President Obama promised in an exclusive interview with Yahoo News that he “very much” hopes to visit Cuba during his last year in office, but only if he can meet with pro-democracy dissidents there.
“If I go on a visit, then part of the deal is that I get to talk to everybody,” Obama said. “I’ve made very clear in my conversations directly with President [Raul] Castro that we would continue to reach out to those who want to broaden the scope for, you know, free expression inside of Cuba.”
Speaking in the Cabinet Room of the White House, Obama strongly hinted that he would make a decision “over the next several months.”
The president said he hopes that “sometime next year” he and his top aides will see enough progress in Cuba that they can say that “now would be a good time to shine a light on progress that’s been made, but also maybe [go] there to nudge the Cuban government in a new direction.”

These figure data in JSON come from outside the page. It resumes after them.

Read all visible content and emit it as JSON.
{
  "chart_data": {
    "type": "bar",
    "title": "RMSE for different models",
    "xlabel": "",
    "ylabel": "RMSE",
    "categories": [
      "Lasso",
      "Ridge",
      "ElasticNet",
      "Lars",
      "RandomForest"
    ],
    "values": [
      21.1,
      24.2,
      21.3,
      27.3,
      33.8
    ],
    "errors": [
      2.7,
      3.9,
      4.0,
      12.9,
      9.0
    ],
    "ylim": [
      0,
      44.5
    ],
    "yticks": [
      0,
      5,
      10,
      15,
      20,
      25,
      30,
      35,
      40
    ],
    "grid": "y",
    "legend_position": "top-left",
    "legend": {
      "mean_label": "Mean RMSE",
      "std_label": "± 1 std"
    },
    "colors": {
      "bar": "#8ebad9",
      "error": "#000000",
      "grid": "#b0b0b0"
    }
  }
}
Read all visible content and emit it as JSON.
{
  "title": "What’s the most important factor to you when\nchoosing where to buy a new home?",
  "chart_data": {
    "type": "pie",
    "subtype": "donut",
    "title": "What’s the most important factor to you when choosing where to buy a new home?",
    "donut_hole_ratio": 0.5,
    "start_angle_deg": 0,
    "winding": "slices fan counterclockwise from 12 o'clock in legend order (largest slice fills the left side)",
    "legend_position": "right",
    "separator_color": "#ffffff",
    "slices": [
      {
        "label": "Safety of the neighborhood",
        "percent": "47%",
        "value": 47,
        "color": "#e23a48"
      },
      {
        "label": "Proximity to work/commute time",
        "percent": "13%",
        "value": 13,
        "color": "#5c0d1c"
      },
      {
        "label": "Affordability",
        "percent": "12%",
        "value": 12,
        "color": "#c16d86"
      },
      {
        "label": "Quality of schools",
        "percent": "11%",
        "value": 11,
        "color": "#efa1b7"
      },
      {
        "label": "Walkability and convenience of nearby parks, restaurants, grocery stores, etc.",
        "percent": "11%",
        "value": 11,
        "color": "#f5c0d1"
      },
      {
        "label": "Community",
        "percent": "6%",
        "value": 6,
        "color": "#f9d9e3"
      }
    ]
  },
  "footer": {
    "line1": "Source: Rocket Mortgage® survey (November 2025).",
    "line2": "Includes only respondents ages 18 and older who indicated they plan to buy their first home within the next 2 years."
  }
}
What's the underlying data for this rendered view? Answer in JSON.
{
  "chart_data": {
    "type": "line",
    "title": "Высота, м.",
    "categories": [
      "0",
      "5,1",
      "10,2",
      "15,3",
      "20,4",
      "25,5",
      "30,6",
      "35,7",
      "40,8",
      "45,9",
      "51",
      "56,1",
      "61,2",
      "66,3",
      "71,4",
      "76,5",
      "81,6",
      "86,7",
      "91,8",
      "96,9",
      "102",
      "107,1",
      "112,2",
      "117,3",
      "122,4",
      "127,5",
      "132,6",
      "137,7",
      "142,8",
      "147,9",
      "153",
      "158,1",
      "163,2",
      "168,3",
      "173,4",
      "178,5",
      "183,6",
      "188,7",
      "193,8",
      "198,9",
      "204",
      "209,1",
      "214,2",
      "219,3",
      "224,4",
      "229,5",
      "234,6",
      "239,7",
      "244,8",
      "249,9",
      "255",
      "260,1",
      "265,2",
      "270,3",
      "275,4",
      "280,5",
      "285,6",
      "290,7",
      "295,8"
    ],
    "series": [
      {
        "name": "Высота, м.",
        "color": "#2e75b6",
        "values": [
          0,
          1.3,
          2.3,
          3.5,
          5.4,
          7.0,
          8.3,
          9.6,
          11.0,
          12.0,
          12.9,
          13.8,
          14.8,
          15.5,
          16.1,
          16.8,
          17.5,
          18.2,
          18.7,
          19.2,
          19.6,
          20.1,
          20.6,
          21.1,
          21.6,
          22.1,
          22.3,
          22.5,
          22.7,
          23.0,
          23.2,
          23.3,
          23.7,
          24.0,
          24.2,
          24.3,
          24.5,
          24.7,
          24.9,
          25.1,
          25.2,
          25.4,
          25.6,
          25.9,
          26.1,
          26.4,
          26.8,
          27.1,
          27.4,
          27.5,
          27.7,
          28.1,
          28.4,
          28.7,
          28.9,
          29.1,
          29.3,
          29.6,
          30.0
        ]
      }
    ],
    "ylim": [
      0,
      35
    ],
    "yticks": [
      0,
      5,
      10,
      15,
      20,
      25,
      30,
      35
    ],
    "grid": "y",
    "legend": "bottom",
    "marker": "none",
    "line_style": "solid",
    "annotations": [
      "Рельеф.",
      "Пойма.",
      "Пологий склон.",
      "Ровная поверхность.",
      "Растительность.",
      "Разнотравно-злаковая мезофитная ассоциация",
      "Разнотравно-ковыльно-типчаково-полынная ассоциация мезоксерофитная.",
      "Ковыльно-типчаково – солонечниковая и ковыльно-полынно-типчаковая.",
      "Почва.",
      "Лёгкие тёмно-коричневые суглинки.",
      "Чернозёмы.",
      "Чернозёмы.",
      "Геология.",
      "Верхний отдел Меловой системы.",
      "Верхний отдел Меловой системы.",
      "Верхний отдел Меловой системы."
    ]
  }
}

White House aides privately describe an Obama visit – under the right circumstances – as the logical culmination of the new policy direction that he announced almost exactly one year ago.
President Barack Obama and Cuban President Raul Castro stand together in front of members of the media before a bilateral meeting in September 2015, at the United Nations headquarters. (Photo: Andrew Harnik/AP)
On Dec. 17, 2014, Obama and Raúl Castro stunned the world by disclosing that they had held secret negotiations and were prepared to usher in a new era of U.S.-Cuba relations, starting with the resumption of full diplomatic ties. Embassies reopened in Havana and Washington, the United States removed Cuba from its list of state sponsors of terrorism, and the two sides took steps to increase travel and business opportunities.
Obama has undertaken many changes using his executive powers, and indicated in the interview that he would continue looking at ways to do so in 2016. But Obama needs Congress to roll back the centerpiece of America’s Cold War-era pressure on Cuba and lift the trade embargo.